A critical requirement of stable gait is that individuals can adapt gait to place (target) the feet in a stable position relative to obstructions. The major purpose of this study was to investigate differences in gait control of young (low fall risk) and elderly (high fall risk) individuals when foot placement was constrained to restricted target areas.
Twelve healthy unimpaired young (n = 12, 22.6 ± 2.1 years) and elderly individuals (n = 12, 72.8 ± 5.7 years) walked "at a comfortable speed" across two force-sensitive metal plates embedded in the floor (force platforms). Subjects walked under four conditions; unconstrained, with a target marked on either the first or second platform or with a target on both platforms. Targets were set at widths of 3 cm, 5 cm and 7 cm greater than the subject’s foot length.
The elderly individuals walked significantly slower than the young individuals when walking unconstrained, however when expressed as a ratio of unconstrained gait, in all foot-constrained trials elderly individuals reduced walking speed significantly more than the young controls further accentuating age differences. There was no age-group effect on stance duration when walking unconstrained but large differences were demonstrated in all foot-targeted conditions emphasising the effectiveness of the foot-targeting task for accentuating age-related effects. Despite these adaptations the elderly individuals still had a greater error rate than the young individuals when the target width was only 3 cm greater than foot length.

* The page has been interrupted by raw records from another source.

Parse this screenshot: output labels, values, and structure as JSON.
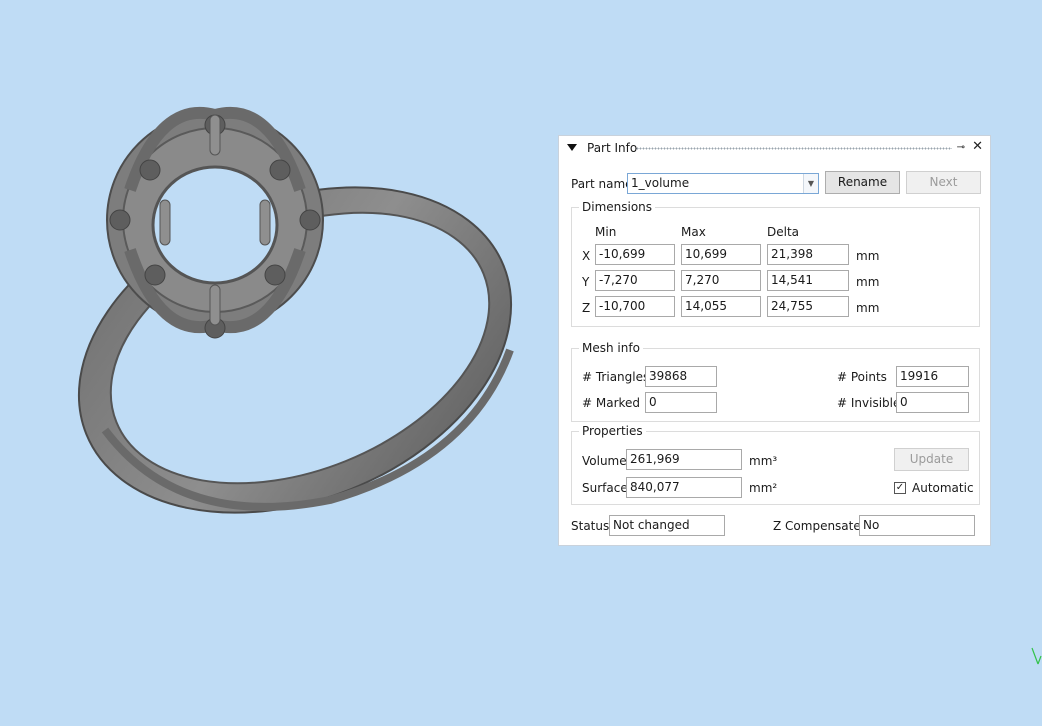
{
  "panel": {
    "title": "Part Info",
    "part_name_label": "Part name",
    "part_name_value": "1_volume",
    "rename_label": "Rename",
    "next_label": "Next",
    "dimensions": {
      "group_title": "Dimensions",
      "col_min": "Min",
      "col_max": "Max",
      "col_delta": "Delta",
      "unit": "mm",
      "rows": [
        {
          "axis": "X",
          "min": "-10,699",
          "max": "10,699",
          "delta": "21,398"
        },
        {
          "axis": "Y",
          "min": "-7,270",
          "max": "7,270",
          "delta": "14,541"
        },
        {
          "axis": "Z",
          "min": "-10,700",
          "max": "14,055",
          "delta": "24,755"
        }
      ]
    },
    "mesh_info": {
      "group_title": "Mesh info",
      "triangles_label": "# Triangles",
      "triangles_value": "39868",
      "points_label": "# Points",
      "points_value": "19916",
      "marked_label": "# Marked",
      "marked_value": "0",
      "invisible_label": "# Invisible",
      "invisible_value": "0"
    },
    "properties": {
      "group_title": "Properties",
      "volume_label": "Volume",
      "volume_value": "261,969",
      "volume_unit": "mm³",
      "surface_label": "Surface",
      "surface_value": "840,077",
      "surface_unit": "mm²",
      "update_label": "Update",
      "automatic_label": "Automatic",
      "automatic_checked": true
    },
    "status_label": "Status",
    "status_value": "Not changed",
    "zcomp_label": "Z Compensated",
    "zcomp_value": "No"
  },
  "icons": {
    "collapse": "collapse-triangle-icon",
    "pin": "pin-icon",
    "close": "close-icon",
    "dropdown": "chevron-down-icon"
  },
  "colors": {
    "viewport_background": "#bfdcf5",
    "model_gray": "#7d7d7d"
  }
}
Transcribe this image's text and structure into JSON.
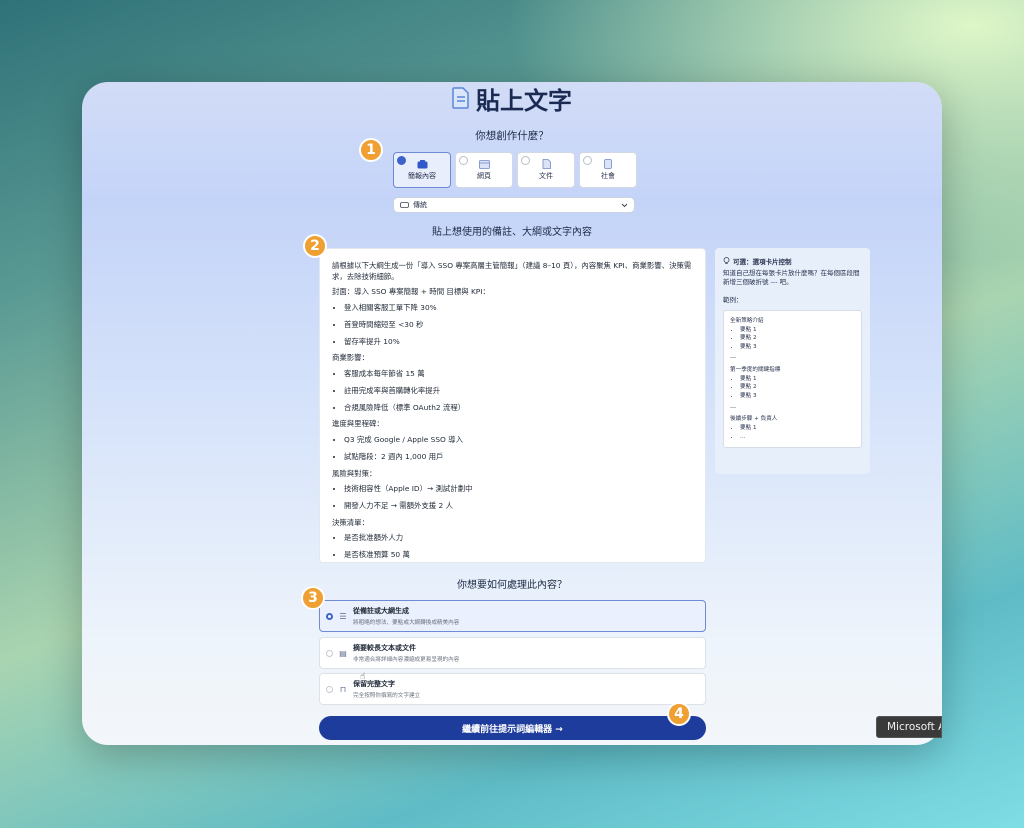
{
  "title": "貼上文字",
  "question_create": "你想創作什麼？",
  "content_types": [
    {
      "label": "簡報內容",
      "selected": true,
      "icon": "presentation-icon"
    },
    {
      "label": "網頁",
      "selected": false,
      "icon": "webpage-icon"
    },
    {
      "label": "文件",
      "selected": false,
      "icon": "document-icon"
    },
    {
      "label": "社會",
      "selected": false,
      "icon": "social-icon"
    }
  ],
  "style_dropdown": {
    "value": "傳統"
  },
  "paste_heading": "貼上想使用的備註、大綱或文字內容",
  "editor": {
    "intro": "請根據以下大綱生成一份「導入 SSO 專案高層主管簡報」（建議 8–10 頁），內容聚焦 KPI、商業影響、決策需求，去除技術細節。",
    "sections": [
      {
        "heading": "封面：導入 SSO 專案簡報 + 時間 目標與 KPI：",
        "items": [
          "登入相關客服工單下降 30%",
          "首登時間縮短至 <30 秒",
          "留存率提升 10%"
        ]
      },
      {
        "heading": "商業影響：",
        "items": [
          "客服成本每年節省 15 萬",
          "註冊完成率與首購轉化率提升",
          "合規風險降低（標準 OAuth2 流程）"
        ]
      },
      {
        "heading": "進度與里程碑：",
        "items": [
          "Q3 完成 Google / Apple SSO 導入",
          "試點階段：2 週內 1,000 用戶"
        ]
      },
      {
        "heading": "風險與對策：",
        "items": [
          "技術相容性（Apple ID）→ 測試計劃中",
          "開發人力不足 → 需額外支援 2 人"
        ]
      },
      {
        "heading": "決策清單：",
        "items": [
          "是否批准額外人力",
          "是否核准預算 50 萬"
        ]
      }
    ]
  },
  "tip": {
    "title": "可選：選項卡片控制",
    "body": "知道自己想在每張卡片放什麼嗎？在每個區段間新增三個破折號 --- 吧。",
    "example_label": "範例：",
    "example": [
      {
        "heading": "全新策略介紹",
        "items": [
          "要點 1",
          "要點 2",
          "要點 3"
        ]
      },
      {
        "heading": "第一季度的關鍵指標",
        "items": [
          "要點 1",
          "要點 2",
          "要點 3"
        ]
      },
      {
        "heading": "後續步驟 + 負責人",
        "items": [
          "要點 1",
          "..."
        ]
      }
    ],
    "separator": "---"
  },
  "process_question": "你想要如何處理此內容？",
  "process_options": [
    {
      "title": "從備註或大綱生成",
      "desc": "將粗略的想法、要點或大綱轉換成精美內容",
      "selected": true,
      "icon": "list-icon"
    },
    {
      "title": "摘要較長文本或文件",
      "desc": "非常適合將詳細內容濃縮成更易呈現的內容",
      "selected": false,
      "icon": "file-icon"
    },
    {
      "title": "保留完整文字",
      "desc": "完全按照你撰寫的文字建立",
      "selected": false,
      "icon": "lock-icon"
    }
  ],
  "continue_button": "繼續前往提示詞編輯器 →",
  "badges": [
    "1",
    "2",
    "3",
    "4"
  ],
  "tooltip": "Microsoft A",
  "colors": {
    "accent": "#1d3c9c",
    "badge": "#f0a033",
    "selected": "#3b63c9"
  }
}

The kinetic (force) data showed increased support foot braking impulses by the elderly individuals when a target was present on the second platform. Thus, increased risk of slipping in the elderly may be associated with the non-constrained foot when the targeted foot is constrained in its accuracy demands by obstacles. In summary, the foot-targeting task appeared to be more "challenging" to the elderly individuals and significantly accentuated age-related differences in gait control.